“Grains, grains, said majesty, to fill their crops;
Grains, grains!—that comes from hops—
Yes, hops, hops, hops.”
John Wolcot was in early life apprenticed to his uncle, an apothecary of Fowey. After accompanying Sir William Trelawney to Jamaica, as physician, he took holy orders, and was presented to a living in the island.
Returning to England and his old profession, he settled at Truro and Helston, finally removing to London in 1780, and bringing with him young Opie, whom he had discovered in the wilds of Mithian. In old age he became blind, and died in London 1819, and was buried in St. Paul’s Church, Covent Garden.
When I say that Kingsbridge market-house has a turnip-like clock, I would not have you suspect me of flouting this prosperous little town, the market centre for the rich agricultural district of the South Hams. I would not do such a thing: my intentions are strictly honourable. Believe me, I simply and dispassionately state a grotesque fact, which you may verify from the drawing of Kingsbridge, and parallel from the almost exactly similar clock of St. Anne’s, Soho.
This morning we looked into Kingsbridge church, and copied the philosophic epitaph to “Bone Phillip,”[6] and then to the Grammar School, a sturdy stone building, with the following inscription over its doorway:—
This Grammar School was
Built and Endowed 1670
By
Thomas Crispin of ye City of
Exon Fuller, who was Born in
this Town ye 6th of Jan 160–7/8
Lord wt I have twas Thou yt Gavst it me
And of Thine owne this I Return to Thee.
There is a large portrait of Crispin still hanging on the principal staircase, rich in tone, representing the benefactor with the broadest of broad-brimmed hats and walking-cane—a mild-featured gentleman. And yet he is the terror of small boys, who hold the belief that this gentle soul comes forth at midnight from his frame, carrying his head under his arm. I have slept in the bedroom he is supposed particularly to affect in his nightly wanderings, but (needless to say) Crispin did not disturb me.

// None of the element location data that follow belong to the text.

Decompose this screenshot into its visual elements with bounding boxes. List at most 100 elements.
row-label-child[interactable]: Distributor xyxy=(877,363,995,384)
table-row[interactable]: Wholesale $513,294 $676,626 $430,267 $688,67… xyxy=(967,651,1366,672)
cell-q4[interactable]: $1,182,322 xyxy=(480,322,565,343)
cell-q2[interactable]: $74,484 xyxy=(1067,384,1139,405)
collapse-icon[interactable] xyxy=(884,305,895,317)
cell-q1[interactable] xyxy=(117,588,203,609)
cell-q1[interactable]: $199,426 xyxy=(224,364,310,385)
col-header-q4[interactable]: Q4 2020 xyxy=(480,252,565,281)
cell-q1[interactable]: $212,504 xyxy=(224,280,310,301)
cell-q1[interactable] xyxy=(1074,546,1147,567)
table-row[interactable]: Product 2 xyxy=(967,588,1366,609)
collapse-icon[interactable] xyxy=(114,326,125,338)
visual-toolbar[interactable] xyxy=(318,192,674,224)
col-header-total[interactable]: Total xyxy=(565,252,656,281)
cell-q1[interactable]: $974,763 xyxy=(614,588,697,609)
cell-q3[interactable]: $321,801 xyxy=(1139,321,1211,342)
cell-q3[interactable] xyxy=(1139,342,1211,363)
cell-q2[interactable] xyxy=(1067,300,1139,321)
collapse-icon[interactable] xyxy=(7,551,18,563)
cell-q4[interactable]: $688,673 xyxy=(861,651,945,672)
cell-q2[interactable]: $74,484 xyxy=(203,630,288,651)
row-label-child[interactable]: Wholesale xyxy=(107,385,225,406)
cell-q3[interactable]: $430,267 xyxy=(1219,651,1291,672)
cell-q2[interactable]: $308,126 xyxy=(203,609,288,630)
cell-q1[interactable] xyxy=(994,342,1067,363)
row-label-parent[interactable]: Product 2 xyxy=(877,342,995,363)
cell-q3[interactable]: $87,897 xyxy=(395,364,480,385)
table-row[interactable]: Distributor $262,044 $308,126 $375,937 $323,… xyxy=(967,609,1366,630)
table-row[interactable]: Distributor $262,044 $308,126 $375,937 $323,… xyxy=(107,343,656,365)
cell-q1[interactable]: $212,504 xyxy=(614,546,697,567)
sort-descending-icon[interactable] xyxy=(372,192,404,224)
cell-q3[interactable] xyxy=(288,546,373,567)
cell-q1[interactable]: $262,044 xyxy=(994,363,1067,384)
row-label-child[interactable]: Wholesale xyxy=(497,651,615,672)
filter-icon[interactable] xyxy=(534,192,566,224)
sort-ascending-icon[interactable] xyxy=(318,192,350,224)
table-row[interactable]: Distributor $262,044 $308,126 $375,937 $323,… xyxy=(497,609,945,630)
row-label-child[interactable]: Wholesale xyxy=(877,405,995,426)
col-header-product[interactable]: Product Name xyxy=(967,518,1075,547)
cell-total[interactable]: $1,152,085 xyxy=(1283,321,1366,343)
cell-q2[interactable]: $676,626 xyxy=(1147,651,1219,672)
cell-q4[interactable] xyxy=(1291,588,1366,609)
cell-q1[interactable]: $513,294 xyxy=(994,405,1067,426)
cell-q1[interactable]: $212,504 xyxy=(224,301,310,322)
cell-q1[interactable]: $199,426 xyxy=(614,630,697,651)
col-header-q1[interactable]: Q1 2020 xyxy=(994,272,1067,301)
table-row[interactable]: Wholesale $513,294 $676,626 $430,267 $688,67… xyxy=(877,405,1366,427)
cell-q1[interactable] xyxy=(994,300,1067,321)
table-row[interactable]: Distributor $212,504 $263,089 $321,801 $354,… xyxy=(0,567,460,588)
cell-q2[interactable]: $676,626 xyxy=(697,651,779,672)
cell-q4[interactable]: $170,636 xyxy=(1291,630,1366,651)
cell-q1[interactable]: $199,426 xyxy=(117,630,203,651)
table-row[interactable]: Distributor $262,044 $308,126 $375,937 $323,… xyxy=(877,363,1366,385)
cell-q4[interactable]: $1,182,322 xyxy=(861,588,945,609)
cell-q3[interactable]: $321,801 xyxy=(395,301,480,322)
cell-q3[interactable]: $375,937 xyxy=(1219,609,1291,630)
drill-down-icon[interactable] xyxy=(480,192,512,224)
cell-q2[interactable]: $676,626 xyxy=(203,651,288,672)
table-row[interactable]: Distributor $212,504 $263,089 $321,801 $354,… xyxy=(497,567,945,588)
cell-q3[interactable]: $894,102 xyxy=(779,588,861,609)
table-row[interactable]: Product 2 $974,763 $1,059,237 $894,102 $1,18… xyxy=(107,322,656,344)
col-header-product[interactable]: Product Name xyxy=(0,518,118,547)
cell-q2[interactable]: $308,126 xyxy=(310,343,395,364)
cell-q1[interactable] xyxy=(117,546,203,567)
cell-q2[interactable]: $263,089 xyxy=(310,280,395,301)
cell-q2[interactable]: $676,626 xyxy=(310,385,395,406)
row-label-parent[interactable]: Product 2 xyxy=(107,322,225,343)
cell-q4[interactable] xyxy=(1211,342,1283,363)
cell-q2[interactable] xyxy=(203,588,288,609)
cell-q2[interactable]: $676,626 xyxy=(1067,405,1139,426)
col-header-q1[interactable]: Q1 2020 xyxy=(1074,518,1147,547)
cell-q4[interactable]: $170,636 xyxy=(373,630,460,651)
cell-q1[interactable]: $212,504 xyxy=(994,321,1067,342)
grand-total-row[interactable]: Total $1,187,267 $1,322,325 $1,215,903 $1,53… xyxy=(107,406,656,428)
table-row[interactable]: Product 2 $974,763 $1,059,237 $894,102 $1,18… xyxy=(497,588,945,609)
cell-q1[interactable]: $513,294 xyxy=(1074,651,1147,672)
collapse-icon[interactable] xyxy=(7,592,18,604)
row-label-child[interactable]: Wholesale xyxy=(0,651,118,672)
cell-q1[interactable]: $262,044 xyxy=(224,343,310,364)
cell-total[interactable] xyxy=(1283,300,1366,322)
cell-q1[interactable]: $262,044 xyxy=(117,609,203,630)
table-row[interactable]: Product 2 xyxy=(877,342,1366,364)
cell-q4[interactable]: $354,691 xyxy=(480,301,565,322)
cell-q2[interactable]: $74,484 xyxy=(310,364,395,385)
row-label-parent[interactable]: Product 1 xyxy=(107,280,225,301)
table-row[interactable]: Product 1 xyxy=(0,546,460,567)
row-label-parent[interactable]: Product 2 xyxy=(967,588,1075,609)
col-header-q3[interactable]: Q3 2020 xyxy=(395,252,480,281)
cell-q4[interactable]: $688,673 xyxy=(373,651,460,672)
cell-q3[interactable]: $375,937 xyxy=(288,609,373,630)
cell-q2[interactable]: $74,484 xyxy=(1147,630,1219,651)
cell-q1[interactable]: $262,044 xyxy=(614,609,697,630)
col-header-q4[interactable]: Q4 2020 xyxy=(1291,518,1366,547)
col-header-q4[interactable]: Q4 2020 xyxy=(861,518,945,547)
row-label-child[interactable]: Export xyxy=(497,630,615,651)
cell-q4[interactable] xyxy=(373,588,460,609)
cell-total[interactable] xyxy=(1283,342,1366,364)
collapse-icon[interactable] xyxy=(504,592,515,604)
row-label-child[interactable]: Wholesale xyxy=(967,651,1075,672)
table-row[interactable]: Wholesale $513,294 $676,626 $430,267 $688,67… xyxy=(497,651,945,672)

HEADMASTER’S DESK, KINGSBRIDGE.
There is, too, in the low-pitched, panelled schoolroom a headmaster’s desk, with canopy, worthy of note, surmounted with a painting of the Royal Arms, and the initials “C. R.,” with the date 1671; and, on every available inch of woodwork, schoolboys, more destructive than Time himself, have carved their names or daubed them in ink, evidences these of that noble rage for recognition, fame, or notoriety, of that yearning for immortality, that possesses all alike from cockney ’Enry upward.